Coriolanus

Coriolanus is a five-act tragedy by the English dramatist William Shakespeare. It belongs to the third period of his artistic development, when he wrote his great tragedies, such as Hamlet and Macbeth. It also belongs, with Julius Caesar and Antony and Cleopatra, to a group of plays dealing with Roman history. This subject held a particular fascination for the people of Elizabethan and Jacobean England. Experts believe that Coriolanus was Shakespeare’s last tragedy, written and performed probably in 1608. It was published in 1623.

William Shakespeare
William Shakespeare

Coriolanus is a tragedy based mainly on the English writer Sir Thomas North’s translation of Lives of the Noble Greeks and Romans, by the ancient Greek biographer Plutarch. Its central character is Caius Marcius, a haughty general of ancient Rome, who wins the surname Coriolanus by capturing the town of Corioli from the Volsci, an Italian people with whom the Romans are at war. Returning in triumph to Rome, Coriolanus is nominated for the position of consul, the highest political office in the land. He cannot conceal, however, his contempt for the common people of Rome, even though he needs their support to win the consulship. He soon makes himself unpopular with the fickle Roman mob, and the tribunes (Roman officials) find it easy to have him banished from the city.

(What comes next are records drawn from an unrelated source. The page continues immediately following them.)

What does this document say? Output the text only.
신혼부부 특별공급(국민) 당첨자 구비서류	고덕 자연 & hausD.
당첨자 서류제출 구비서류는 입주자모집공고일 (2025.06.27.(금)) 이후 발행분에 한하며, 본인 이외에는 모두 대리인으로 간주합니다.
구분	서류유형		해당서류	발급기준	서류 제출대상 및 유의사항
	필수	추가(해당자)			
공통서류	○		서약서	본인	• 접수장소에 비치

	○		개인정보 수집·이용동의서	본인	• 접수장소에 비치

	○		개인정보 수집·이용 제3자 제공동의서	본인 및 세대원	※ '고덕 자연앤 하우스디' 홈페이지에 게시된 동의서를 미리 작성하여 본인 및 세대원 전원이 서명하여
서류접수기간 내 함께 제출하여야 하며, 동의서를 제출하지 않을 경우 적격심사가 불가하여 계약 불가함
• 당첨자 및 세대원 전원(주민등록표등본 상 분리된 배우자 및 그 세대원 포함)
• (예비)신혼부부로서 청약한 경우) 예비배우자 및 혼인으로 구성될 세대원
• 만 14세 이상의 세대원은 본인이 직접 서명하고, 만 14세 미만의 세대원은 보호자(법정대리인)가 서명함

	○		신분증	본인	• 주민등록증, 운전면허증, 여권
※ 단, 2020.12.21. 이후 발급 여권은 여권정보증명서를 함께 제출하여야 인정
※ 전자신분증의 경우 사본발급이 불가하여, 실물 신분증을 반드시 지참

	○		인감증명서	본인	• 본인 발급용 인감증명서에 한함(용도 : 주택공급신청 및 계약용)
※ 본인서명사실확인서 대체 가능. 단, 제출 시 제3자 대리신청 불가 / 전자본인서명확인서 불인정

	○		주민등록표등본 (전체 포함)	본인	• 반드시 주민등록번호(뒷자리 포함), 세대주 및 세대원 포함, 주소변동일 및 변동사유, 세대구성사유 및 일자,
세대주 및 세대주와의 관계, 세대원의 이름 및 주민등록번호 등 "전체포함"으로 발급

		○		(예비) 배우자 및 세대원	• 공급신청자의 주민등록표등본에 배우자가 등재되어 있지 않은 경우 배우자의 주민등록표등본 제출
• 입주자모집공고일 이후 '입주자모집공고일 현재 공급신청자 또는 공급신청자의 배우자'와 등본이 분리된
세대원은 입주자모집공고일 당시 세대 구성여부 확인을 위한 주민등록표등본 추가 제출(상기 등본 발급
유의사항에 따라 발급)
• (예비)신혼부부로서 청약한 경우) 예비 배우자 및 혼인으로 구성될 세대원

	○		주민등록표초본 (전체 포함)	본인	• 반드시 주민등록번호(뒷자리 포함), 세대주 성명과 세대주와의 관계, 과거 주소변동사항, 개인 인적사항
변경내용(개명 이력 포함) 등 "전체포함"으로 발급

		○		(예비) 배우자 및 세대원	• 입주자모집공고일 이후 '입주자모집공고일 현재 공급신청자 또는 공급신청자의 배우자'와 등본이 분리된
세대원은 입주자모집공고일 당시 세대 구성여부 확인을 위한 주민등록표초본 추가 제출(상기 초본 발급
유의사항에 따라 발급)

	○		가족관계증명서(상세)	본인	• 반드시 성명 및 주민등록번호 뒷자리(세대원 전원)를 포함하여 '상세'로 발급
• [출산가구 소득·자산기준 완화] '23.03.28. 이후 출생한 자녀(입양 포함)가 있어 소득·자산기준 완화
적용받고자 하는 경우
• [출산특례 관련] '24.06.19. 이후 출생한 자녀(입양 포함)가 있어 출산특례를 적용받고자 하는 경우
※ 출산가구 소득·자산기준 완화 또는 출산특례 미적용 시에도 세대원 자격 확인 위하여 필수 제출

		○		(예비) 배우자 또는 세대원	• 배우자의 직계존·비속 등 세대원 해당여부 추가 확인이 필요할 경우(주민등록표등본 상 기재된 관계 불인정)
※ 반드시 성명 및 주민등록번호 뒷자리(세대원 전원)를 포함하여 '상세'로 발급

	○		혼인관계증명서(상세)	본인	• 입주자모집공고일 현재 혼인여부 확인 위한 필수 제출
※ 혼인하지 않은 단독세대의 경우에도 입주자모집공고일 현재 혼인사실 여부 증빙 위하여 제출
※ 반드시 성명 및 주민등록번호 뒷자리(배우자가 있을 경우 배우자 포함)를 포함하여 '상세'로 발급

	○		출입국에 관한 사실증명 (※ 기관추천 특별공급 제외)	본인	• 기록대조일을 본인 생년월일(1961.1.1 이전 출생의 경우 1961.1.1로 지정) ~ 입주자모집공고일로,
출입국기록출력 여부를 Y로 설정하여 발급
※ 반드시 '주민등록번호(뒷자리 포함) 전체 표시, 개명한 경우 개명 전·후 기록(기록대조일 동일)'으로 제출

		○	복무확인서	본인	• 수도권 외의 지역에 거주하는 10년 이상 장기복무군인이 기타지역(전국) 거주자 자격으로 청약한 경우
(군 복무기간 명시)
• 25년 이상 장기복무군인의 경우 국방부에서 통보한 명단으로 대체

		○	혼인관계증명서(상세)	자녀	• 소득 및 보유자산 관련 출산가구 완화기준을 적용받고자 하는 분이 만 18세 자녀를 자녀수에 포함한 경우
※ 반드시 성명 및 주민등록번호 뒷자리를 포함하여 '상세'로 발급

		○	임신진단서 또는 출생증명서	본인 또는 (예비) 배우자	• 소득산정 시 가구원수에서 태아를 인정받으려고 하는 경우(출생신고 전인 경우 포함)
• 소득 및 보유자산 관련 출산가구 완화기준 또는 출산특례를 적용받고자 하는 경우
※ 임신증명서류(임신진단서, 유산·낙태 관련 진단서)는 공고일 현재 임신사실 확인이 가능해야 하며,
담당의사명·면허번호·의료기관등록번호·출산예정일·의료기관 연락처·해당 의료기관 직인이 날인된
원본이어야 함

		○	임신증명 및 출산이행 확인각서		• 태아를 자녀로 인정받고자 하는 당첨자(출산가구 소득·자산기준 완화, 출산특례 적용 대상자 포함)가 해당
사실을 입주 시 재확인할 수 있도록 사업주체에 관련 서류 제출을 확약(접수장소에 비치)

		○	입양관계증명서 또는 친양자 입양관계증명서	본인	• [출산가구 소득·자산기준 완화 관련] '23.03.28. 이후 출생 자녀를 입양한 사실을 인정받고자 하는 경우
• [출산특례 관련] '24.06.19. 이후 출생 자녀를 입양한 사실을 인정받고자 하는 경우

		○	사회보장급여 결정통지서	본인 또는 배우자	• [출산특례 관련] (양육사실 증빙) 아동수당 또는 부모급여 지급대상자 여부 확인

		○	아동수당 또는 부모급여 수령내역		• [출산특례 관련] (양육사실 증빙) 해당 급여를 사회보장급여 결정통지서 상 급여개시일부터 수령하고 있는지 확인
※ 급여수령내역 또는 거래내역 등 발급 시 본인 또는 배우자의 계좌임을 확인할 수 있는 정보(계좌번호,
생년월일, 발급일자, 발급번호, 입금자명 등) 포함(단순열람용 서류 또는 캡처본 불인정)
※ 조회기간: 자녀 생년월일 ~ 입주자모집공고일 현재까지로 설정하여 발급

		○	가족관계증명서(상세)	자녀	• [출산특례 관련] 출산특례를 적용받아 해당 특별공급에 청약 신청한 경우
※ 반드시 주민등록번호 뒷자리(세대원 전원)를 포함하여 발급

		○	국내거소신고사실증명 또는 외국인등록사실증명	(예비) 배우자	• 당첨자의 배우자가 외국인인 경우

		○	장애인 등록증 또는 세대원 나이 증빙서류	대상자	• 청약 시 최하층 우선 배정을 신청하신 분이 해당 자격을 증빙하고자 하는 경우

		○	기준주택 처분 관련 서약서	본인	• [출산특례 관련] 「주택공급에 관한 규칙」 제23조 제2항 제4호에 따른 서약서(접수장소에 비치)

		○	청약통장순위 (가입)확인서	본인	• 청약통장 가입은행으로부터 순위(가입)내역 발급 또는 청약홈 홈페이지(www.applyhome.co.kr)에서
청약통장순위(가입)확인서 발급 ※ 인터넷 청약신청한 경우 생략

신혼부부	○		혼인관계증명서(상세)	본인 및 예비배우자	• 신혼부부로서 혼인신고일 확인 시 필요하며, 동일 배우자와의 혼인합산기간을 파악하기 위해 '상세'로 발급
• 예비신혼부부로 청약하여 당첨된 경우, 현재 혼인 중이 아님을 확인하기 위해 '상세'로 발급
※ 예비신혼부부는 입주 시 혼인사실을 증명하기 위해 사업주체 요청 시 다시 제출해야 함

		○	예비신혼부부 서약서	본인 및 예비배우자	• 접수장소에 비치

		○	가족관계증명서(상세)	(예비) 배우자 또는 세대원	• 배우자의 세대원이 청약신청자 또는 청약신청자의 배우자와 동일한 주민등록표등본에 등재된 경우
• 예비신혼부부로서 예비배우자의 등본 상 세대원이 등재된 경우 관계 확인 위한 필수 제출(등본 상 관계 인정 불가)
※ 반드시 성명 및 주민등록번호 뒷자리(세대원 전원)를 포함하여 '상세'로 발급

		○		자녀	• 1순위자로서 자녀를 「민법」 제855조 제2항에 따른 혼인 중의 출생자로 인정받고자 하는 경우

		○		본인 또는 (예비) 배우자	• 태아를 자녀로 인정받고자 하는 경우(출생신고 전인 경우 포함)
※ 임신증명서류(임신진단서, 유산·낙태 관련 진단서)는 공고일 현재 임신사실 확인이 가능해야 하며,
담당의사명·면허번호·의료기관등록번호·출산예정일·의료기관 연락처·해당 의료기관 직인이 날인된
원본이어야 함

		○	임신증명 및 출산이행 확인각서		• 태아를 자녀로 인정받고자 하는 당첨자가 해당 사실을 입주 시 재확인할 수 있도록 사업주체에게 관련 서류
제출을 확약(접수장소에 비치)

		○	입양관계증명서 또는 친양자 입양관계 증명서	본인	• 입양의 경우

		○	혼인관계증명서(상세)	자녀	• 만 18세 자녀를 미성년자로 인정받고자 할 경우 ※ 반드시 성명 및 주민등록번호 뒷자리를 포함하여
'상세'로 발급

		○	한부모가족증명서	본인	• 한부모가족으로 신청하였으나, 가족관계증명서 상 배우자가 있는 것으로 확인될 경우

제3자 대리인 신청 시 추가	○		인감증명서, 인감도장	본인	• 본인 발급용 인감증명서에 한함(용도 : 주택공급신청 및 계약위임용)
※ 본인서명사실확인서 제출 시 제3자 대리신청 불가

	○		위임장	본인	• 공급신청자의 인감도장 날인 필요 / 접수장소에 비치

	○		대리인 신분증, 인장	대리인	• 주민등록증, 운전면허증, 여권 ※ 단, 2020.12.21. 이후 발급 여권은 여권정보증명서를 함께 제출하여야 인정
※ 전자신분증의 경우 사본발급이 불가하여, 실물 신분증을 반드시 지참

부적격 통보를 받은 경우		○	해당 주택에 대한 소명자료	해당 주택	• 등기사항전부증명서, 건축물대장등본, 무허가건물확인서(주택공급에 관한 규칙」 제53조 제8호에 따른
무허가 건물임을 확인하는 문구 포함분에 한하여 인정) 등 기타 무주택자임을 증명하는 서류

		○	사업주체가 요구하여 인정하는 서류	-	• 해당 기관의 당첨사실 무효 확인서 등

Coriolanus joins forces with his old enemy, the Volscian general Tullus Aufidius, and leads an army against Rome in revenge for his treatment. He wins his way to its very walls. The Romans, seeking to save the city from destruction, send envoys from among Coriolanus’s old friends to propose terms for surrender, but to no avail. In the end, Coriolanus’s mother Volumnia, his gentle wife Virgilia, and his son are sent to plead with him to spare the city. He gives in to them, suspecting that by so doing he has ensured his own imminent death, and makes a treaty with Rome that is favorable to the Volscian people. He returns with the Volscian troops to the town of Antium. Here Aufidus turns on him, accusing him of treason against the Volsci, and with the help of a group of conspirators assassinates him in public.

The tragedy of Coriolanus raises issues that remain relevant today. Shakespeare questions the values of personal popularity and political success. The play also debates the conflicting interests of public and private life and the competing claims of an aristocracy versus a democracy.